[gclist] Hughes' algorithm

Paul R. Wilson wilson@cs.utexas.edu
Thu, 21 Mar 1996 11:21:44 -0600


>From shapiro@prof.inria.fr Thu Mar 21 02:40:04 1996
>Subject: Re: [gclist] Hughes' algorithm
>
>Conceptually there are many traces occuring in parallel, but at one process a
>single trace thread runs periodically.  I.e. multiple traces do not overlap at
>any single process.

I think it might be better to say that multiple traces do overlap at a
single process, but they're optimized into one trace by combining
their marks---propagating the highest mark (timestamp) implicitly propagates
all of the lower ones too.

> || Second question: is the trace a snapshot trace, or an incremental update
> || trace?
>
>I don't think the paper says anything about this, and I don't see why the
>question is relevant.

I've never been able to decide whether an incremental algorithm is correct
without modeling it in terms of tricolor marking.  It's the only way
I know to make the invariants and strategy simple and clear.

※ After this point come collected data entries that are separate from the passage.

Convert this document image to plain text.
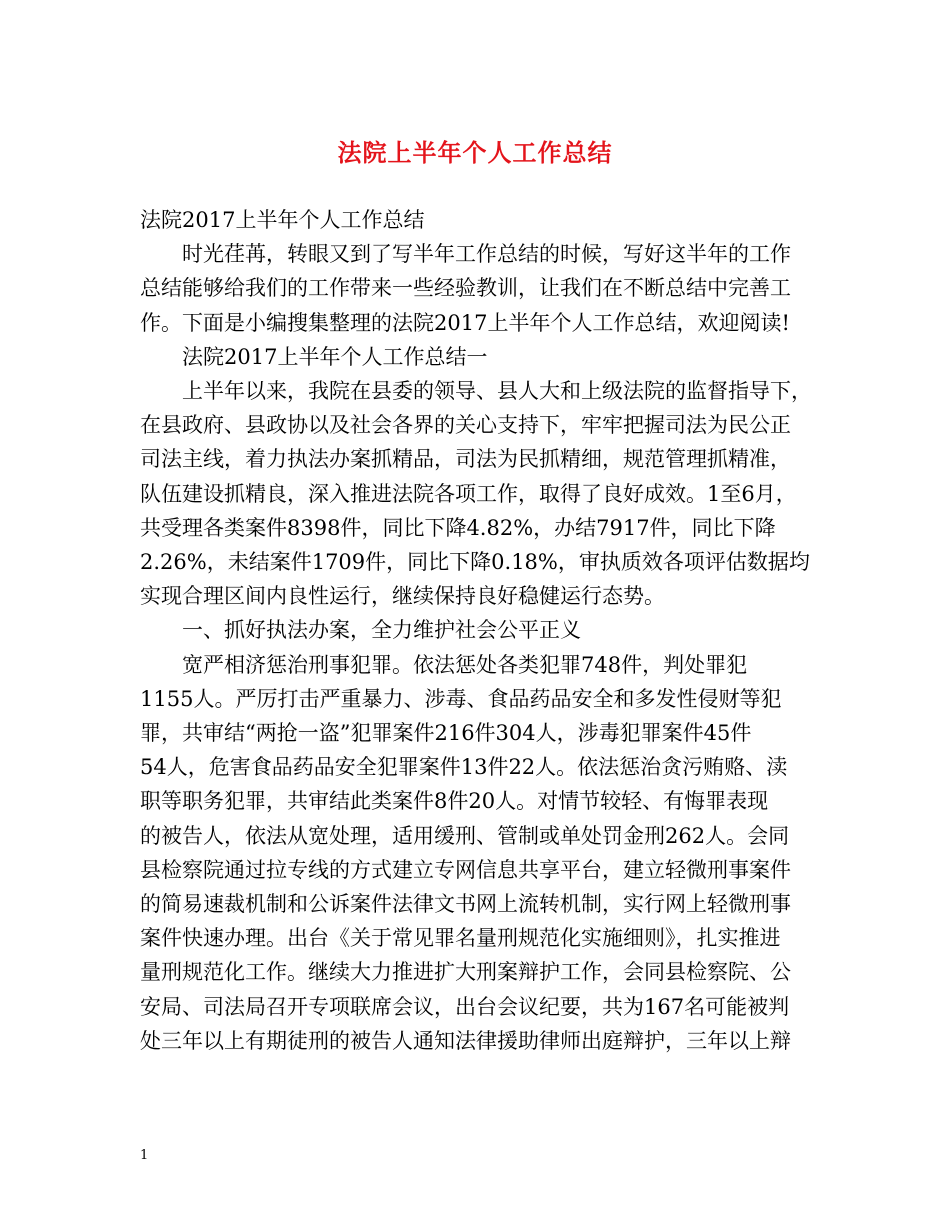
法院上半年个人工作总结
法院2017上半年个人工作总结
时光荏苒，转眼又到了写半年工作总结的时候，写好这半年的工作
总结能够给我们的工作带来一些经验教训，让我们在不断总结中完善工
作。下面是小编搜集整理的法院2017上半年个人工作总结，欢迎阅读!
法院2017上半年个人工作总结一
上半年以来，我院在县委的领导、县人大和上级法院的监督指导下，
在县政府、县政协以及社会各界的关心支持下，牢牢把握司法为民公正
司法主线，着力执法办案抓精品，司法为民抓精细，规范管理抓精准，
队伍建设抓精良，深入推进法院各项工作，取得了良好成效。1至6月，
共受理各类案件8398件，同比下降4.82%，办结7917件，同比下降
2.26%，未结案件1709件，同比下降0.18%，审执质效各项评估数据均
实现合理区间内良性运行，继续保持良好稳健运行态势。
一、抓好执法办案，全力维护社会公平正义
宽严相济惩治刑事犯罪。依法惩处各类犯罪748件，判处罪犯
1155人。严厉打击严重暴力、涉毒、食品药品安全和多发性侵财等犯
罪，共审结“两抢一盗”犯罪案件216件304人，涉毒犯罪案件45件
54人，危害食品药品安全犯罪案件13件22人。依法惩治贪污贿赂、渎
职等职务犯罪，共审结此类案件8件20人。对情节较轻、有悔罪表现
的被告人，依法从宽处理，适用缓刑、管制或单处罚金刑262人。会同
县检察院通过拉专线的方式建立专网信息共享平台，建立轻微刑事案件
的简易速裁机制和公诉案件法律文书网上流转机制，实行网上轻微刑事
案件快速办理。出台《关于常见罪名量刑规范化实施细则》，扎实推进
量刑规范化工作。继续大力推进扩大刑案辩护工作，会同县检察院、公
安局、司法局召开专项联席会议，出台会议纪要，共为167名可能被判
处三年以上有期徒刑的被告人通知法律援助律师出庭辩护，三年以上辩
1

This is a problem I have with most of the distributed garbage collection
literature---there are lots of proofs lying around, but I don't think
most people understand anybody else's algorithms very well.  The textual
descriptions are unintuitive, and the proofs are entirely unreadable.
I suspect that some of the proofs are wrong, and most are just too
baroque to understand and check.

In the case of Hughes's algorithm, I've never even been confident that
the minus-oneth order simplified version is correct.   It's a pipelining
of multiple tracing traversals, but I don't even know for sure whether
he's doing a correct single traversal before applying the pipelining
fanciness.

In a lot of papers, I think the handling of message passing is way too
complicated.  It would not be so hard if people just thought of it
in terms of tricolor marking---and use of the tricolor marking would
make it clearer where conservatism creeps in with respect to the
handling of messages.  (Most people seem to mark anything in a message
black.  This can introduce considerable conservatism if you're allocating
white.  Anything short-lived that's ever reachable from anything in a
message will be considered live.